Tuesday, April 19, 2022

Blood Pressure Variability Linked With Depressive Symptoms in Older Adults

Older adults who exhibit significant changes in blood pressure over a year may have a higher risk of depressive symptoms than those whose blood pressure remains consistent, according to a study in the American Journal of Geriatric Psychiatry. In particular, diastolic blood pressure variability (changes in the pressure when the heart relaxes and fills with blood) was associated with greater symptoms of dysphoria, or a general state of unease.

“Importantly, these findings were in a study sample without history of dementia or recent depression, indicating BPV [blood pressure variability] may be related to subthreshold levels of depression in the absence of major neurocognitive dysfunction,” wrote Isabel J. Sible M.A., of the University of Southern California, Jung Y. Jang, Ph.D., of the University of California Irvine, and colleagues.

The researchers analyzed data from 505 older adults aged 55 to 91 who participated in the Alzheimer’s Disease Neuroimaging Initiative (ADNI). As part of the ADNI study, participants underwent three to four blood pressure measurements over 12 months and completed the 15-item Geriatric Depression Scale (GDS-15) at enrollment and follow-up 24 months later. The researchers focused their analysis on the participants who had low depressive symptoms (GDS-15 score of < 6), no history of neurological disease, low risk of cardiovascular disease, and no dementia at the start of the study.

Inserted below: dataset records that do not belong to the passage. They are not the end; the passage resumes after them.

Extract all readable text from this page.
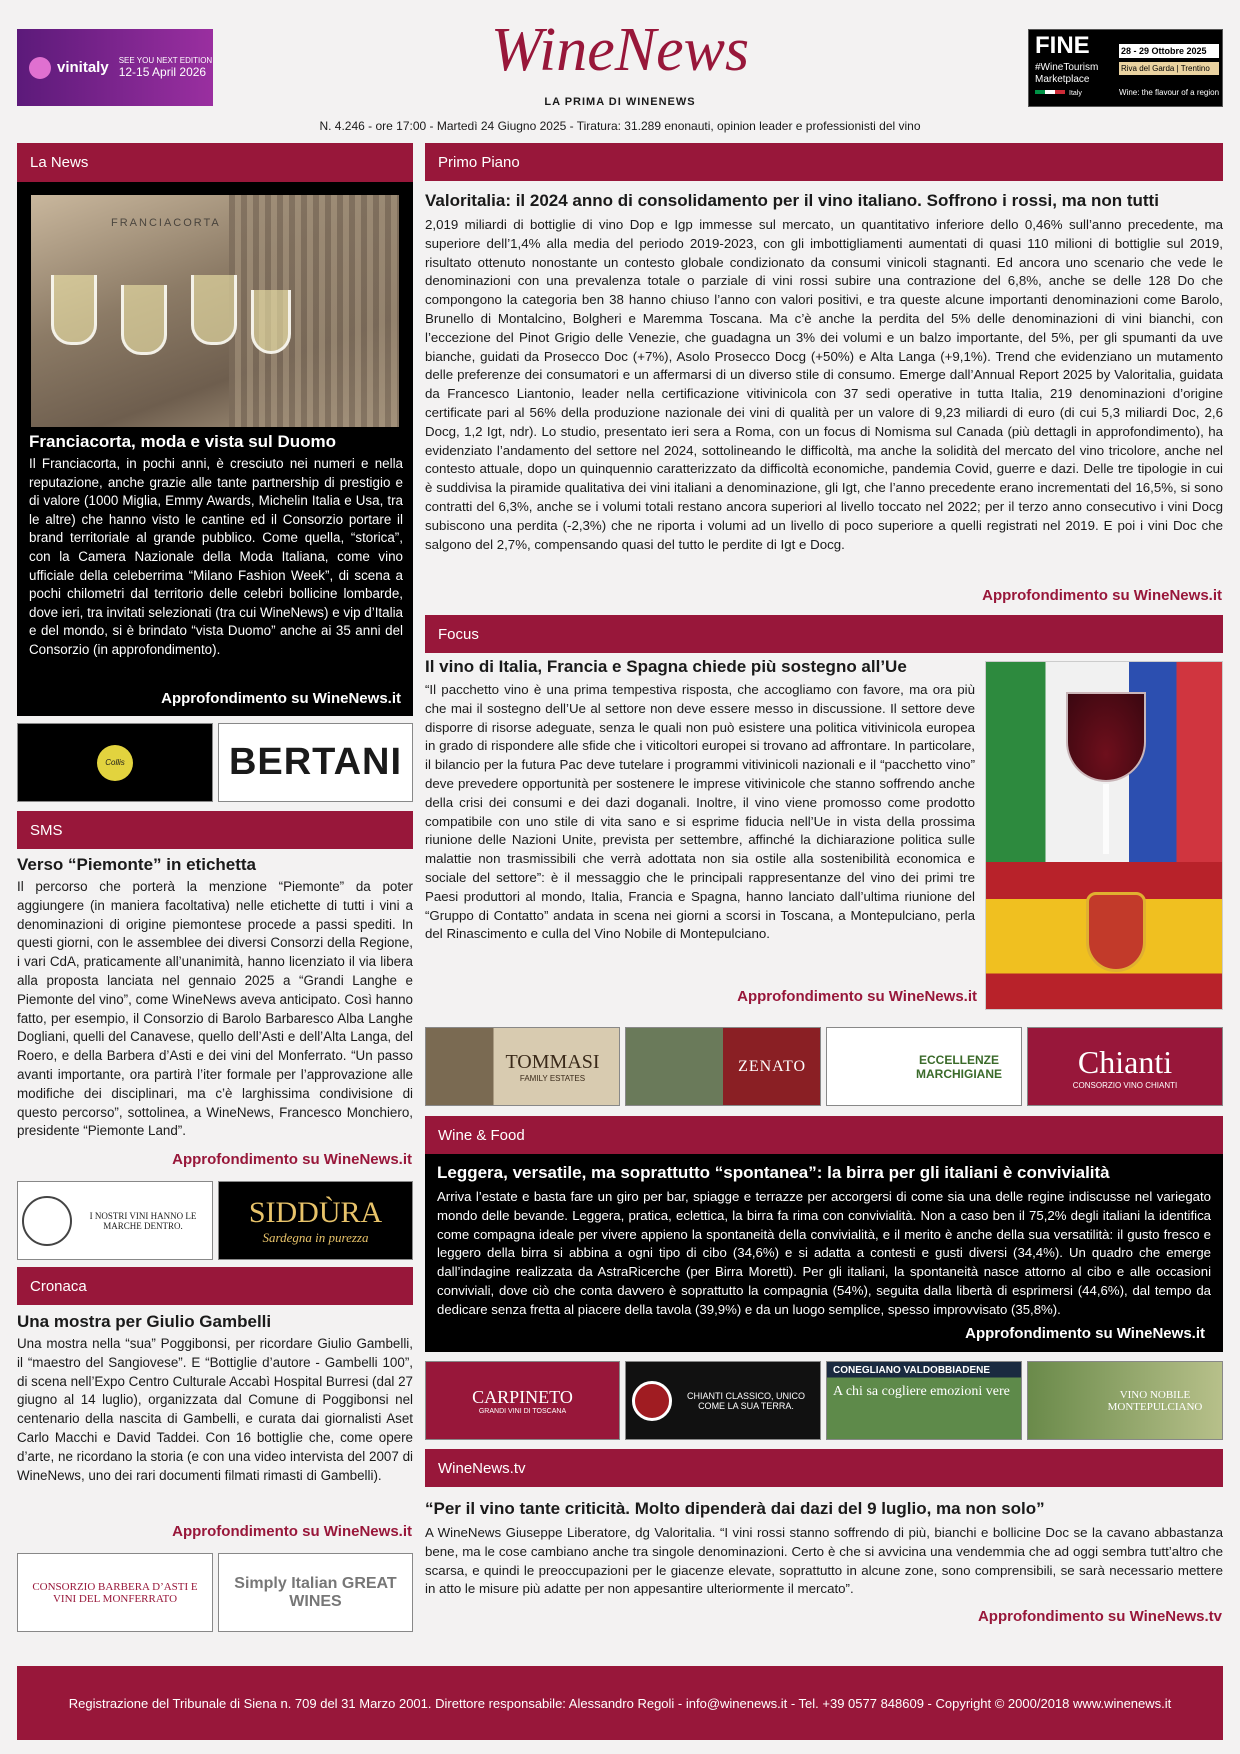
vinitaly SEE YOU NEXT EDITION
12-15 April 2026	WineNews
LA PRIMA DI WINENEWS
N. 4.246 - ore 17:00 - Martedì 24 Giugno 2025 - Tiratura: 31.289 enonauti, opinion leader e professionisti del vino
FINE
#WineTourism Marketplace
Italy
28 - 29 Ottobre 2025
Riva del Garda | Trentino
Wine: the flavour of a region
La News
FRANCIACORTA
Franciacorta, moda e vista sul Duomo
Il Franciacorta, in pochi anni, è cresciuto nei numeri e nella reputazione, anche grazie alle tante partnership di prestigio e di valore (1000 Miglia, Emmy Awards, Michelin Italia e Usa, tra le altre) che hanno visto le cantine ed il Consorzio portare il brand territoriale al grande pubblico. Come quella, “storica”, con la Camera Nazionale della Moda Italiana, come vino ufficiale della celeberrima “Milano Fashion Week”, di scena a pochi chilometri dal territorio delle celebri bollicine lombarde, dove ieri, tra invitati selezionati (tra cui WineNews) e vip d’Italia e del mondo, si è brindato “vista Duomo” anche ai 35 anni del Consorzio (in approfondimento).
Approfondimento su WineNews.it
Collis	BERTANI
SMS
Verso “Piemonte” in etichetta
Il percorso che porterà la menzione “Piemonte” da poter aggiungere (in maniera facoltativa) nelle etichette di tutti i vini a denominazioni di origine piemontese procede a passi spediti. In questi giorni, con le assemblee dei diversi Consorzi della Regione, i vari CdA, praticamente all’unanimità, hanno licenziato il via libera alla proposta lanciata nel gennaio 2025 a “Grandi Langhe e Piemonte del vino”, come WineNews aveva anticipato. Così hanno fatto, per esempio, il Consorzio di Barolo Barbaresco Alba Langhe Dogliani, quelli del Canavese, quello dell’Asti e dell’Alta Langa, del Roero, e della Barbera d’Asti e dei vini del Monferrato. “Un passo avanti importante, ora partirà l’iter formale per l’approvazione alle modifiche dei disciplinari, ma c’è larghissima condivisione di questo percorso”, sottolinea, a WineNews, Francesco Monchiero, presidente “Piemonte Land”.
Approfondimento su WineNews.it
I NOSTRI VINI HANNO LE MARCHE DENTRO.	SIDDÙRA
Sardegna in purezza
Cronaca
Una mostra per Giulio Gambelli
Una mostra nella “sua” Poggibonsi, per ricordare Giulio Gambelli, il “maestro del Sangiovese”. E “Bottiglie d’autore - Gambelli 100”, di scena nell’Expo Centro Culturale Accabì Hospital Burresi (dal 27 giugno al 14 luglio), organizzata dal Comune di Poggibonsi nel centenario della nascita di Gambelli, e curata dai giornalisti Aset Carlo Macchi e David Taddei. Con 16 bottiglie che, come opere d’arte, ne ricordano la storia (e con una video intervista del 2007 di WineNews, uno dei rari documenti filmati rimasti di Gambelli).
Approfondimento su WineNews.it
CONSORZIO BARBERA D’ASTI E VINI DEL MONFERRATO
Simply Italian GREAT WINES
Primo Piano
Valoritalia: il 2024 anno di consolidamento per il vino italiano. Soffrono i rossi, ma non tutti
2,019 miliardi di bottiglie di vino Dop e Igp immesse sul mercato, un quantitativo inferiore dello 0,46% sull’anno precedente, ma superiore dell’1,4% alla media del periodo 2019-2023, con gli imbottigliamenti aumentati di quasi 110 milioni di bottiglie sul 2019, risultato ottenuto nonostante un contesto globale condizionato da consumi vinicoli stagnanti. Ed ancora uno scenario che vede le denominazioni con una prevalenza totale o parziale di vini rossi subire una contrazione del 6,8%, anche se delle 128 Do che compongono la categoria ben 38 hanno chiuso l’anno con valori positivi, e tra queste alcune importanti denominazioni come Barolo, Brunello di Montalcino, Bolgheri e Maremma Toscana. Ma c’è anche la perdita del 5% delle denominazioni di vini bianchi, con l’eccezione del Pinot Grigio delle Venezie, che guadagna un 3% dei volumi e un balzo importante, del 5%, per gli spumanti da uve bianche, guidati da Prosecco Doc (+7%), Asolo Prosecco Docg (+50%) e Alta Langa (+9,1%). Trend che evidenziano un mutamento delle preferenze dei consumatori e un affermarsi di un diverso stile di consumo. Emerge dall’Annual Report 2025 by Valoritalia, guidata da Francesco Liantonio, leader nella certificazione vitivinicola con 37 sedi operative in tutta Italia, 219 denominazioni d’origine certificate pari al 56% della produzione nazionale dei vini di qualità per un valore di 9,23 miliardi di euro (di cui 5,3 miliardi Doc, 2,6 Docg, 1,2 Igt, ndr). Lo studio, presentato ieri sera a Roma, con un focus di Nomisma sul Canada (più dettagli in approfondimento), ha evidenziato l’andamento del settore nel 2024, sottolineando le difficoltà, ma anche la solidità del mercato del vino tricolore, anche nel contesto attuale, dopo un quinquennio caratterizzato da difficoltà economiche, pandemia Covid, guerre e dazi. Delle tre tipologie in cui è suddivisa la piramide qualitativa dei vini italiani a denominazione, gli Igt, che l’anno precedente erano incrementati del 16,5%, si sono contratti del 6,3%, anche se i volumi totali restano ancora superiori al livello toccato nel 2022; per il terzo anno consecutivo i vini Docg subiscono una perdita (-2,3%) che ne riporta i volumi ad un livello di poco superiore a quelli registrati nel 2019. E poi i vini Doc che salgono del 2,7%, compensando quasi del tutto le perdite di Igt e Docg.
Approfondimento su WineNews.it
Focus
Il vino di Italia, Francia e Spagna chiede più sostegno all’Ue
“Il pacchetto vino è una prima tempestiva risposta, che accogliamo con favore, ma ora più che mai il sostegno dell’Ue al settore non deve essere messo in discussione. Il settore deve disporre di risorse adeguate, senza le quali non può esistere una politica vitivinicola europea in grado di rispondere alle sfide che i viticoltori europei si trovano ad affrontare. In particolare, il bilancio per la futura Pac deve tutelare i programmi vitivinicoli nazionali e il “pacchetto vino” deve prevedere opportunità per sostenere le imprese vitivinicole che stanno soffrendo anche della crisi dei consumi e dei dazi doganali. Inoltre, il vino viene promosso come prodotto compatibile con uno stile di vita sano e si esprime fiducia nell’Ue in vista della prossima riunione delle Nazioni Unite, prevista per settembre, affinché la dichiarazione politica sulle malattie non trasmissibili che verrà adottata non sia ostile alla sostenibilità economica e sociale del settore”: è il messaggio che le principali rappresentanze del vino dei primi tre Paesi produttori al mondo, Italia, Francia e Spagna, hanno lanciato dall’ultima riunione del “Gruppo di Contatto” andata in scena nei giorni a scorsi in Toscana, a Montepulciano, perla del Rinascimento e culla del Vino Nobile di Montepulciano.
Approfondimento su WineNews.it
TOMMASI
FAMILY ESTATES
ZENATO	ECCELLENZE MARCHIGIANE	Chianti
CONSORZIO VINO CHIANTI
Wine & Food
Leggera, versatile, ma soprattutto “spontanea”: la birra per gli italiani è convivialità
Arriva l’estate e basta fare un giro per bar, spiagge e terrazze per accorgersi di come sia una delle regine indiscusse nel variegato mondo delle bevande. Leggera, pratica, eclettica, la birra fa rima con convivialità. Non a caso ben il 75,2% degli italiani la identifica come compagna ideale per vivere appieno la spontaneità della convivialità, e il merito è anche della sua versatilità: il gusto fresco e leggero della birra si abbina a ogni tipo di cibo (34,6%) e si adatta a contesti e gusti diversi (34,4%). Un quadro che emerge dall’indagine realizzata da AstraRicerche (per Birra Moretti). Per gli italiani, la spontaneità nasce attorno al cibo e alle occasioni conviviali, dove ciò che conta davvero è soprattutto la compagnia (54%), seguita dalla libertà di esprimersi (44,6%), dal tempo da dedicare senza fretta al piacere della tavola (39,9%) e da un luogo semplice, spesso improvvisato (35,8%).
Approfondimento su WineNews.it
CARPINETO
GRANDI VINI DI TOSCANA
CHIANTI CLASSICO, UNICO COME LA SUA TERRA.
CONEGLIANO VALDOBBIADENE
A chi sa cogliere emozioni vere	VINO NOBILE MONTEPULCIANO
WineNews.tv
“Per il vino tante criticità. Molto dipenderà dai dazi del 9 luglio, ma non solo”
A WineNews Giuseppe Liberatore, dg Valoritalia. “I vini rossi stanno soffrendo di più, bianchi e bollicine Doc se la cavano abbastanza bene, ma le cose cambiano anche tra singole denominazioni. Certo è che si avvicina una vendemmia che ad oggi sembra tutt’altro che scarsa, e quindi le preoccupazioni per le giacenze elevate, soprattutto in alcune zone, sono comprensibili, se sarà necessario mettere in atto le misure più adatte per non appesantire ulteriormente il mercato”.
Approfondimento su WineNews.tv
Registrazione del Tribunale di Siena n. 709 del 31 Marzo 2001. Direttore responsabile: Alessandro Regoli - info@winenews.it - Tel. +39 0577 848609 - Copyright © 2000/2018 www.winenews.it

Sible, Jang, and colleagues found that adults with greater variability in diastolic blood pressure readings over 12 months were more likely to have elevated GDS-15 scores at the 24-month follow-up. The association between diastolic blood pressure variability and depression symptoms was similar regardless of whether blood pressure levels were low or high on average.

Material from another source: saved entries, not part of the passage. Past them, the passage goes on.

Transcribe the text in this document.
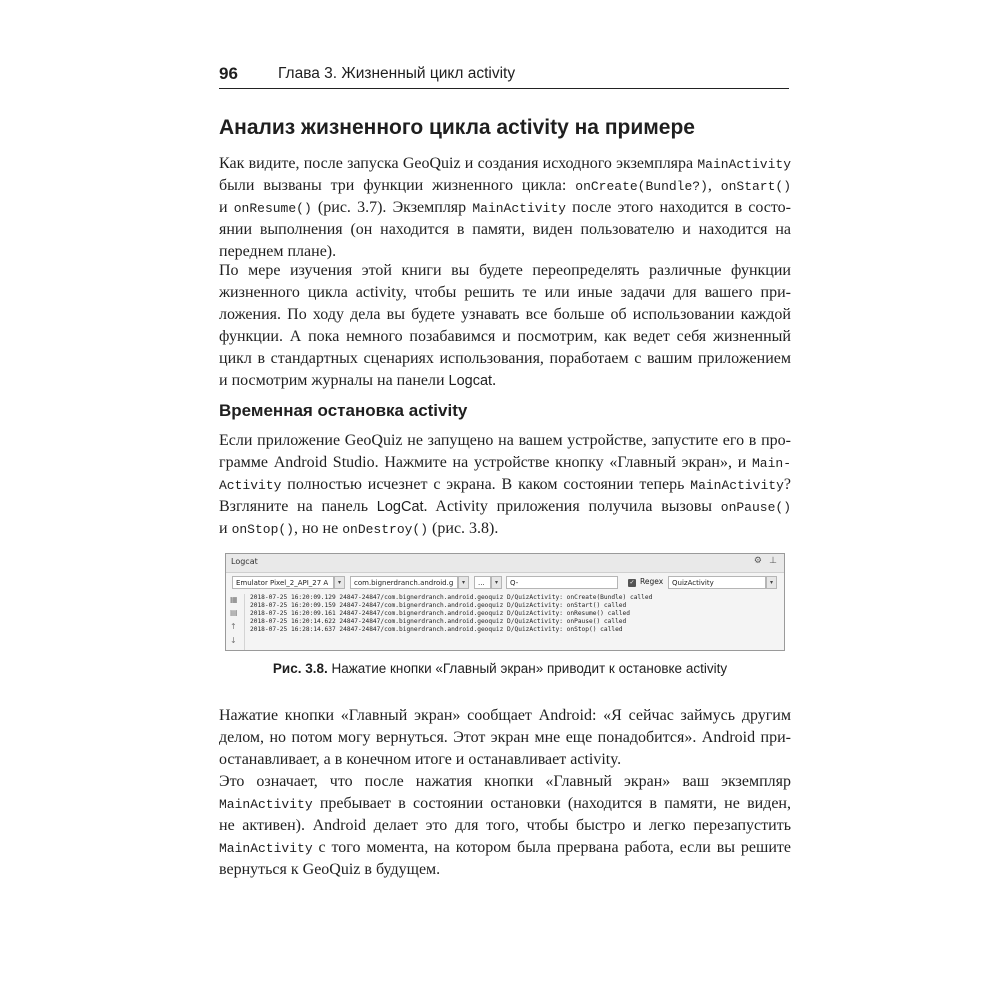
96	Глава 3. Жизненный цикл activity
Анализ жизненного цикла activity на примере

Как видите, после запуска GeoQuiz и создания исходного экземпляра MainActivity
были вызваны три функции жизненного цикла: onCreate(Bundle?), onStart()
и onResume() (рис. 3.7). Экземпляр MainActivity после этого находится в состо-
янии выполнения (он находится в памяти, виден пользователю и находится на
переднем плане).

По мере изучения этой книги вы будете переопределять различные функции
жизненного цикла activity, чтобы решить те или иные задачи для вашего при-
ложения. По ходу дела вы будете узнавать все больше об использовании каждой
функции. А пока немного позабавимся и посмотрим, как ведет себя жизненный
цикл в стандартных сценариях использования, поработаем с вашим приложением
и посмотрим журналы на панели Logcat.

Временная остановка activity

Если приложение GeoQuiz не запущено на вашем устройстве, запустите его в про-
грамме Android Studio. Нажмите на устройстве кнопку «Главный экран», и Main-
Activity полностью исчезнет с экрана. В каком состоянии теперь MainActivity?
Взгляните на панель LogCat. Activity приложения получила вызовы onPause()
и onStop(), но не onDestroy() (рис. 3.8).

Logcat	⚙ ⊥
Emulator Pixel_2_API_27 A	▾	com.bignerdranch.android.g	▾	...	▾	Q-	✓ Regex	QuizActivity	▾
▦
▤
↑
↓
2018-07-25 16:20:09.129 24847-24847/com.bignerdranch.android.geoquiz D/QuizActivity: onCreate(Bundle) called
2018-07-25 16:20:09.159 24847-24847/com.bignerdranch.android.geoquiz D/QuizActivity: onStart() called
2018-07-25 16:20:09.161 24847-24847/com.bignerdranch.android.geoquiz D/QuizActivity: onResume() called
2018-07-25 16:20:14.622 24847-24847/com.bignerdranch.android.geoquiz D/QuizActivity: onPause() called
2018-07-25 16:28:14.637 24847-24847/com.bignerdranch.android.geoquiz D/QuizActivity: onStop() called
Рис. 3.8. Нажатие кнопки «Главный экран» приводит к остановке activity

Нажатие кнопки «Главный экран» сообщает Android: «Я сейчас займусь другим
делом, но потом могу вернуться. Этот экран мне еще понадобится». Android при-
останавливает, а в конечном итоге и останавливает activity.

Это означает, что после нажатия кнопки «Главный экран» ваш экземпляр
MainActivity пребывает в состоянии остановки (находится в памяти, не виден,
не активен). Android делает это для того, чтобы быстро и легко перезапустить
MainActivity с того момента, на котором была прервана работа, если вы решите
вернуться к GeoQuiz в будущем.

The researchers also looked at the three subcomponents of the GDS-15 (dysphoria, withdrawal, and life satisfaction) and found that greater diastolic blood pressure variability was specifically linked with increased risk of dysphoria symptoms. There was no association between systolic blood pressure variability and dysphoria, nor did there appear to be any relationship between blood pressure variability and symptoms of withdrawal and life satisfaction.

These “[f]indings add to the limited number of studies investigating visit-to-visit [blood pressure variability] and depression in older adults and improve our understanding of associations with subthreshold levels of depressive symptoms,” Sible, Jang, and colleagues wrote.